Review: Crisis Zone – Simon Hanselmann

Title: Crisis Zone (2021)
By: Simon Hanselmann
Published by: Fantagraphics
Format: Graphic Novel
Four years late to the party—you know how it is, you’ve got kids, dogs, rent, various medical issues, depression, and every month you tell yourself, I’ll buy that. I will. It’s important. It’s biblically important. I need it! And, of course, you never do, do you? Maybe next month…
Well, I finally did. I now own a copy of Crisis Zone by Simon Hanselmann, and I’ve spent the weekend revisiting this masterpiece of deprecation and derangement.
Now, I swore—mainly to my wife, the dog, and perhaps the kids (the only people who even know this blog exists)—that I’d never write about anything I didn’t own. So now that I do, it’s my responsibility to tell you all about it. Even though you most likely already own it. This is peak old-man-ranting-at-the-clouds territory… strap yourself in.
For the uninitiated, Crisis Zone was posted daily (with some exceptions) on Hanselmanns Instagram account from March through December 2020—during the COVID lockdowns— and published in full by Fantagraphics in August, 2021. For me, and millions of others, it became a high point of the day—something to look forward to in an otherwise shapeless blur of time. A real-time comic reflecting the madness of daily events in one of the weirdest periods in modern civilisation.
Anyone familiar with the situation in Germany will know how Draconian the lockdowns were. In a world of general boredom, failed attempts to bake, doomed fitness plans, and endless Zoom calls, Crisis Zone was a genuine breath of fresh air.
The collection follows Hanselmann’s cast of degenerates—Megg, Mogg, Owl, and Werewolf Jones—alongside a whole host of others as they navigate a world flipped upside down. COVID-19 quarantines, the Black Lives Matter movement, riots, Animal Crossing fever, and Tiger King (Anus King here) all unfold in rapid, unhinged succession.
Despite the anarchy of Crisis Zone, Hanselmann keeps the comic visually disciplined. The layout sticks rigidly to a twelve-panel square grid (designed for Instagram slides), and his linework is tight and deliberate. Backgrounds often hold more detail than the foreground characters, who remain minimal unless necessary—like the intricate texturing on Booger’s scales. There’s a clear manga influence in this separation of details but with a distinctly lo-fi sensibility.

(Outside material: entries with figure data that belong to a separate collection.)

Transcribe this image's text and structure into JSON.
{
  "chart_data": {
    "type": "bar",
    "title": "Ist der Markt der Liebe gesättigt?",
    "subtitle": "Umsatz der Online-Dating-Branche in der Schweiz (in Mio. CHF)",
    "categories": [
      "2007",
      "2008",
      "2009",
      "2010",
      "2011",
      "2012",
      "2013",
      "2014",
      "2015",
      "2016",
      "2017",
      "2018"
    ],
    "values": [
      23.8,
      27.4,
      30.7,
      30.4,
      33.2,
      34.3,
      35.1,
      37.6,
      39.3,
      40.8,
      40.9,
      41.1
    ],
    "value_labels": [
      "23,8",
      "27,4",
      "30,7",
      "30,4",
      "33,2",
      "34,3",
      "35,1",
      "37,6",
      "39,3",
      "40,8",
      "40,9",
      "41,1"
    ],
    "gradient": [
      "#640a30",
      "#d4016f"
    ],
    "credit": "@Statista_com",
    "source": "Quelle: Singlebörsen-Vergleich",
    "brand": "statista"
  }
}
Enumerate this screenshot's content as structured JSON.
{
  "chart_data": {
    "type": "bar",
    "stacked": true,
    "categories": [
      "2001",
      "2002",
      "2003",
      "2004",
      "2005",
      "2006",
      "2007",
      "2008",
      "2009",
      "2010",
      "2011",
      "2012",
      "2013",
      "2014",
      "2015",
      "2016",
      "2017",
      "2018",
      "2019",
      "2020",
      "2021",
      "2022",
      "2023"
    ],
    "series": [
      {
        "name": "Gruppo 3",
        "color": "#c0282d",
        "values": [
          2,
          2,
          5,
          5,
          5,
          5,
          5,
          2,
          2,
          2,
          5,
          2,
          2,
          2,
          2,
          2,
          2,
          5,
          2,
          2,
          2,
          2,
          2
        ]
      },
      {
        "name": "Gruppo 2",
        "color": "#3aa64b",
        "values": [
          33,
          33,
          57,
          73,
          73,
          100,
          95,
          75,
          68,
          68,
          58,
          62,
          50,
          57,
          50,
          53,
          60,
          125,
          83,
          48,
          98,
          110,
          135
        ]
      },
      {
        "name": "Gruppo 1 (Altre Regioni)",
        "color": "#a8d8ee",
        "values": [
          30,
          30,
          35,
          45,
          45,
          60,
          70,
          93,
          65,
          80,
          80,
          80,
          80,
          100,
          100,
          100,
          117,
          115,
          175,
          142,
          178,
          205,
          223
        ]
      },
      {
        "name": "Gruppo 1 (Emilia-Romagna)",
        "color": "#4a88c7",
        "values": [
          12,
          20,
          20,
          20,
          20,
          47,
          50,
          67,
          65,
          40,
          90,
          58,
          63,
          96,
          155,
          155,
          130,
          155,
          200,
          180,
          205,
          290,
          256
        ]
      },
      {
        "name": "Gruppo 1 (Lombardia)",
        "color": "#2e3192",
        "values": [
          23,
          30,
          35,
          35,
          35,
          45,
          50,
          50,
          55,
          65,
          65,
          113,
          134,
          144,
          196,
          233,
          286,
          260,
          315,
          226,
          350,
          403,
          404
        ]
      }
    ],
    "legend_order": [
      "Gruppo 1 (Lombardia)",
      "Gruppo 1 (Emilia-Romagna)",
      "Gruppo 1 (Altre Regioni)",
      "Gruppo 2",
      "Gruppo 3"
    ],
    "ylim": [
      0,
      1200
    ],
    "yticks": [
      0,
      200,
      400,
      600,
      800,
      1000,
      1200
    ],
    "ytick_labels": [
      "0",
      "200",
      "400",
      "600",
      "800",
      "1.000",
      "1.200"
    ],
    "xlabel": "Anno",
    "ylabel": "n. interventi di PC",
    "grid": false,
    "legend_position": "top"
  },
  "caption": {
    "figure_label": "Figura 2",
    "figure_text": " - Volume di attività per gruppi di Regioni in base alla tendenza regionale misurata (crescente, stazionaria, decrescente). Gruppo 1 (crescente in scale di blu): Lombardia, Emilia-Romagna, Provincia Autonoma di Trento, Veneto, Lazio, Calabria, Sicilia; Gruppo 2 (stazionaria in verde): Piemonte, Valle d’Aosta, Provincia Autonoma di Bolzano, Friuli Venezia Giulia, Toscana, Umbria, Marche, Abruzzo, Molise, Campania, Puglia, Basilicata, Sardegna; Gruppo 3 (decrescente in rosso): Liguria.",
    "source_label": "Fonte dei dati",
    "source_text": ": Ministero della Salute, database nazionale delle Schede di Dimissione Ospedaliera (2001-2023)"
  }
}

Werewolf Jones after killing 38 People
The colouring seems to be exclusively rendered in coloured pencils, but there might be the occasional splash of watercolour or gouache, and definitely some good old-fashioned smudging. That texture adds to the book’s raw, fever-dream quality, making it feel even more alive.
Revisiting the comic after all this time felt like hopping into a time machine—not Werewolf Jones’ fatal Hot Tub Time Machine (38 Dead), but a real one, launching me back to a time most people would rather forget, but for me, a general misanthrope, one that delivers a flood of dopamine.
“13th of March. What the fuck? This don’t look good.”
Megg, Mogg, and Owl on the couch watching the news as the rapidly changing reality dawns. Owl reacts by going on a manic cleaning binge. Mogg sinks into paranoia, obsessive face-washing, and a world of weed and YouTube spirals. Megg, meanwhile, is mostly concerned about her Animal Crossing pre-order, “what if it doesn’t show up?”.
Before long, the house transforms into a chaotic commune. Werewolf Jones, self-proclaimed Anus King, moves in with his two delinquent kids, Diesel and Jaxson. Then come the other ne’er-do-wells: Future fiancé Dracula Jr., thong enthusiast Booger, Mike the Wizard (later Jennifer), and Ian the Bear. Together, they create one of the wildest comic soap operas ever put to paper.
Picking a favourite moment is nearly impossible, but one highlight has to be the newly branded Sodomy Squad—piss-drunk in the autonomous zone, hunting for Dracula Jr., who, in response to the murder of his son Dracula Junior Jr., has kidnapped Werewolf Jones’ son, Jaxson. Shootouts, boat chases, and Owl saving the day in his utterly shite Heisenberg hat… It’s all there. As the storyline grows to include Netflix shooting a documentary, Anus King starring Werewolf Jones, debauchery, cultism, drug abuse, disaster and hilarity are never far away.

The Sodomy Squad in action
Through lockdowns, riots, cancel culture, and rubbish telly, no one but Hanselmann could have captured the insanity of 2020 with such grotesque precision. And what makes it all work is the depth of his characters. As always in Hanselmann’s work, the writing is razor-sharp. Somehow, even the irredeemable Werewolf Jones has moments of insight and empathy, proving that a stopped clock is right twice a day.
I only wish it hadn’t ended.
The book also includes Hanselmann’s director’s commentary, which is a delight. Crisis Zone isn’t just a testament to his talent—it’s the pinnacle of what webcomics can achieve.
If you don’t have a copy, go get one!